What I’ve been meaning to say was that the beach was beautiful on Friday. The fog burned off about 200 or so yards off shore and while it was sunny, clear and mild on the beach, I spied the fishing boats shroud in a haze of crisp fog further out. Just brilliant.
Saturday we went to the funeral service, burial and reception for Ed’s second cousin (his mother’s cousin.) His mother was close with this family as they retrieved her from the orphanage after her father was killed in the war and her mother couldn’t manage being a single parent working full time. From what I’ve gathered she spent her weekends with her mother and weekdays with relatives after the stint in the orphanage. Any rate, this man was more like an uncle to Ed given his mother’s relationship. An Irish police officer and later a sheriff, the ceremony was all you’d expect with Irish prayer and proverb scattered in among the traditional Catholic Mass, honor guard, bag pipes at the burial site and a whole lot of libations. (He’d never arrested someone for drinking and driving because he didn’t view it as crime. The closest he came, his brother, who was on a drunk driving task force, told the story, was when a neighbor nearly hit his patrol car whilst careening through a red light at an intersection. His fellow officer drove the neighbor’s car home and they handcuffed him to his bed – releasing him after their shift was over.)
A different era. He was a member of the Elk’s Club. The woman who sat next to me at the reception said, “Oh they threw the best parties, the Elks. Bands inside and outside. Once I smoked a cigar at one of those parties. We were drinking and bands were playing and someone passed around a cigar. When we got home my husband said that the cigar was taking things a little too far.” And she laughed (may he rest in peace.) Somehow a more innocent time. A cigar taking things a little too far. Oh for our vices to be so benign.
On our way home we bought a new bed, again paying more then I’d planned or budgeted. (At some point the spending just has to stop, but it feels like it hasn’t even wholly begun.) I’ve had this old bed for some fifteen plus years and while it served me well as the best bed in the world, now that it sags and we roll into the middle it’s startling to think it once deserved that title.
A different era.
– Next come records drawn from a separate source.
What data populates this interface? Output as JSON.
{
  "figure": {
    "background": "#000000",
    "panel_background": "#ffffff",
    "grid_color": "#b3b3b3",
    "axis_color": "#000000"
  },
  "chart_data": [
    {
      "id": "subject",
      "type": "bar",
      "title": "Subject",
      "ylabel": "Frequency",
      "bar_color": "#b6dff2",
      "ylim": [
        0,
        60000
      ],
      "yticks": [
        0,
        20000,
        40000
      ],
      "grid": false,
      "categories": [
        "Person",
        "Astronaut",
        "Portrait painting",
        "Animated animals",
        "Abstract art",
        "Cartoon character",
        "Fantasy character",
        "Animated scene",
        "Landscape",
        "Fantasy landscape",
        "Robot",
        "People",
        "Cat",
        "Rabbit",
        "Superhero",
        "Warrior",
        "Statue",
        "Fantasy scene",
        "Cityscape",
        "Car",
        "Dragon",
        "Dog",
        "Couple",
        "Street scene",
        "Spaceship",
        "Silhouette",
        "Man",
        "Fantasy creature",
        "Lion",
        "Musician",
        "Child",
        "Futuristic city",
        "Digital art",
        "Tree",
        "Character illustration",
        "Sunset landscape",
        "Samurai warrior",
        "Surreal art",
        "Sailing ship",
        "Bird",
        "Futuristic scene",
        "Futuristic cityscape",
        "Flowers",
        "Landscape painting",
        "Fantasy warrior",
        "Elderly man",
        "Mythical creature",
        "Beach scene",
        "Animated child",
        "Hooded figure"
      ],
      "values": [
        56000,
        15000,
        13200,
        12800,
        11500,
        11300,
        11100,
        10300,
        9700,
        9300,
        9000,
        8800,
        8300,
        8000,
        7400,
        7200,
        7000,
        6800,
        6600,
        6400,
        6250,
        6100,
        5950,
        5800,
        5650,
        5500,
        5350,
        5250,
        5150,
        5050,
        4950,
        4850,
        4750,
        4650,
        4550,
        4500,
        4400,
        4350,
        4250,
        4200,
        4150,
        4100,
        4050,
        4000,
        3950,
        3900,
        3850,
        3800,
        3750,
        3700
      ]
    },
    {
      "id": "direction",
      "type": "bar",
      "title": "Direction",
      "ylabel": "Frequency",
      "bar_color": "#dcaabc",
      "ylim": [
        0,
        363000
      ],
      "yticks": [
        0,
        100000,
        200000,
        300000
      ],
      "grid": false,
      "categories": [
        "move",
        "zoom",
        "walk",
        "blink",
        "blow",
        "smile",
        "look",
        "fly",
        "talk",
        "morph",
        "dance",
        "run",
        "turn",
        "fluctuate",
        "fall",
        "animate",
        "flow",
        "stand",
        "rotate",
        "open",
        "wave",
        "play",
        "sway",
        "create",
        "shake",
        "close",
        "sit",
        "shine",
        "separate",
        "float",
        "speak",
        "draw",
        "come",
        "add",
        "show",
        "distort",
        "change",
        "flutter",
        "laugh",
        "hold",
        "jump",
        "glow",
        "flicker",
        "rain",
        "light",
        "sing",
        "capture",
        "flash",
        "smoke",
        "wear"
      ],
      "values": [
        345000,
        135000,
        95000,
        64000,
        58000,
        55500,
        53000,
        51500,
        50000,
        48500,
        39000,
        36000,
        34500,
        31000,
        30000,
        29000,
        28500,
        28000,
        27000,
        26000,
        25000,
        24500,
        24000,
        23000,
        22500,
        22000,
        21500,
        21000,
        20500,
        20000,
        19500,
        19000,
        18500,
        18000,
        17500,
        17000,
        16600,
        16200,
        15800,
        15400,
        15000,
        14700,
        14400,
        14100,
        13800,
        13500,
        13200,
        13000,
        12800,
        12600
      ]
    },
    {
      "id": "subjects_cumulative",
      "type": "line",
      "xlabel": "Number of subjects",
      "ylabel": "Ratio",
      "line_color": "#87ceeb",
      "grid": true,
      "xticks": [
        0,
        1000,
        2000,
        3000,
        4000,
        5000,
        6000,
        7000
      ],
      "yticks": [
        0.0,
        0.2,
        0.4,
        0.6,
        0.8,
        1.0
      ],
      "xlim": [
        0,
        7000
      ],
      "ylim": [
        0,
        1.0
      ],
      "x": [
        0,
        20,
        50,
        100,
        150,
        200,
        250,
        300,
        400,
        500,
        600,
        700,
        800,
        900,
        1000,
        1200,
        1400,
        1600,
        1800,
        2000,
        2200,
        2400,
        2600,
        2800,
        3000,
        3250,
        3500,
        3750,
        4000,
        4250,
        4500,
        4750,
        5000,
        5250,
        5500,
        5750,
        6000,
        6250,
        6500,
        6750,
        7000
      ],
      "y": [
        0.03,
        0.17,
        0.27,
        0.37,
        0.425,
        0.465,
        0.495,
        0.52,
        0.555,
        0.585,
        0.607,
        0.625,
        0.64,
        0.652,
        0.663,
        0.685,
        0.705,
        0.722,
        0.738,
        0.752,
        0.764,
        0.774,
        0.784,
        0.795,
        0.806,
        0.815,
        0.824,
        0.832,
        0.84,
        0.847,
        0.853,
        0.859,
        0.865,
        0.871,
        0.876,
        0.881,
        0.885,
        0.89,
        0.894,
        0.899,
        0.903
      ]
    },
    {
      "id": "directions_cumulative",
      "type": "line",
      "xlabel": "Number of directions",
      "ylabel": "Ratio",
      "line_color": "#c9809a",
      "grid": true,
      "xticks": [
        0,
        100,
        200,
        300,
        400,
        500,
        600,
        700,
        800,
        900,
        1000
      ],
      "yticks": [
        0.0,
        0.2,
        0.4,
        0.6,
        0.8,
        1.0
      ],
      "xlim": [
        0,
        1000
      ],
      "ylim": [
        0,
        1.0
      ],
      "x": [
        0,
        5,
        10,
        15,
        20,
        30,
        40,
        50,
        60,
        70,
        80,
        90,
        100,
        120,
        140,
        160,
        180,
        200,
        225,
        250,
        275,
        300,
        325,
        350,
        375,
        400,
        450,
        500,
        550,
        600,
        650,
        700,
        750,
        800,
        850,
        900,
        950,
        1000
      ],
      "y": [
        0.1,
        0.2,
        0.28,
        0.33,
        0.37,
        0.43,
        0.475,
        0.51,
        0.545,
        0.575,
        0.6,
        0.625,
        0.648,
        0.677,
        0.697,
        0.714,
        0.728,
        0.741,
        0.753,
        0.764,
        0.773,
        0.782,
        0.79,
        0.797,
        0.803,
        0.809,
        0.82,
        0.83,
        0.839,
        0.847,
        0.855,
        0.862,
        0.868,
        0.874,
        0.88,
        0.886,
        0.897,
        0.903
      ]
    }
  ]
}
The lovers that found grace in those sheets - quiet moments, forgetful moments. Ah. I have no sadness in shaking off the past. Sometimes I wish it would disappear with all its trinkets and baubles. Other times I cling to it like a life raft. What is it about ghosts that sit with us more steadfast then our closest living friends? It’s like once you die or fade into the past you become the house guest that won’t leave. That old bed is too crowded anyways.